Tanı tiroid antikorlarında yükseklik ve ultrason ile konulur

Hashimoto hastalığının oluşmasında genellikle genetik yatkınlığın üzerine tetikleyici bir neden (çoğunlukla ciddi psikolojik stresler) rol oynar. Tiroid bezine karşı bağışıklık sisteminin yanlış olarak oluşturduğu yüksek düzeydeki antikorlar, tiroid bezi dokusunda harabiyete yol açar. Böylece tiroid bezinde yapı bozukluğu oluşur ve ultrason ile bakıldığından normal tiroid bezi doku görüntüsü görülemez. Kimi zaman bu durum, gerçek nodülleri taklit eden yalancı nodül görünümü şeklinde karşımıza çıkar ve ultrasonu yapan kişiyi yanıltabilir. Tecrübeli bir göz yalancı nodülü gerçek nodülden ayırt edebilir.
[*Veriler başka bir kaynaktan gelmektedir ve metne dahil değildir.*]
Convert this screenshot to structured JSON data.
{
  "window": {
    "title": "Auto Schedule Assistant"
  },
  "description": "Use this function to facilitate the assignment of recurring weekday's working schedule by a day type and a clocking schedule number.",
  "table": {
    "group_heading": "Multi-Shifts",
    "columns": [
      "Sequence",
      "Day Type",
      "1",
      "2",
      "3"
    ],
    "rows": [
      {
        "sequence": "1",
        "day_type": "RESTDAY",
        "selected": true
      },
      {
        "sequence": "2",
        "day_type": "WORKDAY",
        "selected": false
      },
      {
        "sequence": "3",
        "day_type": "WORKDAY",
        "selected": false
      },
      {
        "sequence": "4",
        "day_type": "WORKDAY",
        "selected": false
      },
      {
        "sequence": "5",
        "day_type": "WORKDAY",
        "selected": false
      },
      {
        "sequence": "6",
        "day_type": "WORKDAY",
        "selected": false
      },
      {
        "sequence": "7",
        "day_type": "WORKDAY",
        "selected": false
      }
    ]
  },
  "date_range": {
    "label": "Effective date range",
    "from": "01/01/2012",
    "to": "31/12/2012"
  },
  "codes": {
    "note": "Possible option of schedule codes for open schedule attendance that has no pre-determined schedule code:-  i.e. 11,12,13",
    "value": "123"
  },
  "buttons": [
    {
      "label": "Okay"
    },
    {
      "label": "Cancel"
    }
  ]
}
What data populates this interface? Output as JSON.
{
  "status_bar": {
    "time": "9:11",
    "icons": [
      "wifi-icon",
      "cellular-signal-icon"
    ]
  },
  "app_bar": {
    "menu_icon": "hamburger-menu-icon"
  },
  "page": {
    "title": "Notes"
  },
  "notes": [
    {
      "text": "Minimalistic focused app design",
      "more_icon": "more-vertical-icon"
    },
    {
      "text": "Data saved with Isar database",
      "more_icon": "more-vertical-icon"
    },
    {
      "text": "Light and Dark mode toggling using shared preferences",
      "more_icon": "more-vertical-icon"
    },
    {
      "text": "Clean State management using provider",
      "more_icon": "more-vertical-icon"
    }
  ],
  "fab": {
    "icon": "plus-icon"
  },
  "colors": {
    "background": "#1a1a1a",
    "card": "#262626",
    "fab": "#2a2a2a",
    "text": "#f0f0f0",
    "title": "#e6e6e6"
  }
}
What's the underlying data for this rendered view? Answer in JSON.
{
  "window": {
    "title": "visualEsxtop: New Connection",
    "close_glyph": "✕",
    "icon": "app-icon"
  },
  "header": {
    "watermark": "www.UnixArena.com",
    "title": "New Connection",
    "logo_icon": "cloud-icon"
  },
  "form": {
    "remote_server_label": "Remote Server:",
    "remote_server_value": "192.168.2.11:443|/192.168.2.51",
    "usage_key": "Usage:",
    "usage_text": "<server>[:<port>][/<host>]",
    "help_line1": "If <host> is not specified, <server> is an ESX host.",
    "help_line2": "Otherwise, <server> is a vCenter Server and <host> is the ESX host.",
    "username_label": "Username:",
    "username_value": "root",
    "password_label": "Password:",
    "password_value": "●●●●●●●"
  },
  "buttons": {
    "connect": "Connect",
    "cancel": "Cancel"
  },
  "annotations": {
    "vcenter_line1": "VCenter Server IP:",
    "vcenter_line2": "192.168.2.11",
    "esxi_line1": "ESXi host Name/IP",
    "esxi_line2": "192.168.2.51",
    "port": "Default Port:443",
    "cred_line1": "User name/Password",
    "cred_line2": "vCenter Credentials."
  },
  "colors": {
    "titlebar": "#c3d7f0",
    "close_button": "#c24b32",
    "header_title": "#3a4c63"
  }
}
Zaman içinde bu yapı bozukluğu tiroid hormon salgılama kapasitesinde azalmaya yol açabilir ve hipotiroidi dediğimiz tiroid bezinin az çalışması hali gelişir. Bu süre kişiden kişiye değişebilir. Aylar içinde tiroid fonksiyonları tamamen kaybolabileceği gibi, ömür boyu tiroid hormonlarında hiç azalma olmayabilir de. Nadiren hastalığın başlangıcında hipertiroidi yani tiroid hormon yüksekliği oluşabilir. Bu dönem genellikle geçicidir.

 

Gebe kalamıyorsanız tiroidlerinize de baktırmalısınız

Hashimoto hastalığı olanlarda tiroid hormon bozukluğu gelişmesi halinde kadınlarda yumurtlama sorunları oluşturabileceği için, özellikle gebe kalmada zorlanılan kişilerde mutlaka araştırılmalıdır. Tiroid hormon bozukluğu varsa, bunun düzeltilmesi için yapılacak tedavi ile gebe kalmak sağlanabilir. Normalde bir kadının gebe kalması halinde, gebeliğin 20’nci haftasına kadar anne karnındaki bebek, tiroid hormon ihtiyacını annesinden karşılar. Tiroid bezinde sorun olmayan bir anne bunu kolayca başarabilir. Ancak hipotiroidi için tedavi gören anne, bu ihtiyacı karşılayamayacağından gebeliğin öğrenilmesi ile birlikte hemen tiroid hormon kontrolü yapılmalı ve gebelik boyunca hem anne hem de bebeğin ihtiyacına yetecek kadar doz artırımı yapılmalıdır. Bu amaçla bu süre içinde 4-6 haftada bir tiroid hormon kontrolü yapılması gerekir. Özellikle bebek beyin gelişiminin tamamlandığı gebeliğin ilk 3 ayında annenin tiroid hormon düzeylerini normal sınırlarda tutmak önemlidir. Aksi takdirde gebeliğin sürdürülememe tehlikesinin yanı sıra bebek beyin fonksiyonlarında hafif dereceli olsa bile yetersizlikler görülebilir.

 

Bunları unutmayın

•             Hipotiroidi geliştiğinde eksik üretilen tiroid hormonu yerine konulur. Bu amaçla verilen tiroid hormonu ağızdan kullanılan tablet şeklindedir ve sabahları aç karnına alınır. Emilmesinin tam olabilmesi için sonraki 30 dakika bir şey yiyip içmemek gerekir.

•             Bazı ilaçlar (kansızlık için kullanılan demir ilaçları, mide için kullanılan bazı grup ilaçlar vb) tiroid hormon emilimini bozabileceği için birlikte alınmamalı ve ilaç düzenlemenin yapılabilmesi için hekime bu ilaçların kullanıldığı mutlaka hatırlatılmalıdır.

•             Kan tiroid hormon düzeylerinde dalgalanma olmaması önemli olduğundan ilaç almayı unutmamak ve hiçbir şekilde kan tetkikleri yapılmadan kendiliğinden doz değişikliği yapılmamalı veya ara verilmemelidir.

•             Tiroid hormon kontrolü yapılacağı gün ilaç almadan kan örneği verilmelidir. 

•             Büyümüş tiroid bezine bağlı bazı belirti ve bulgular varsa cerrahi tedavi uygulanabilir; ancak buna nadiren ihtiyaç duyulur.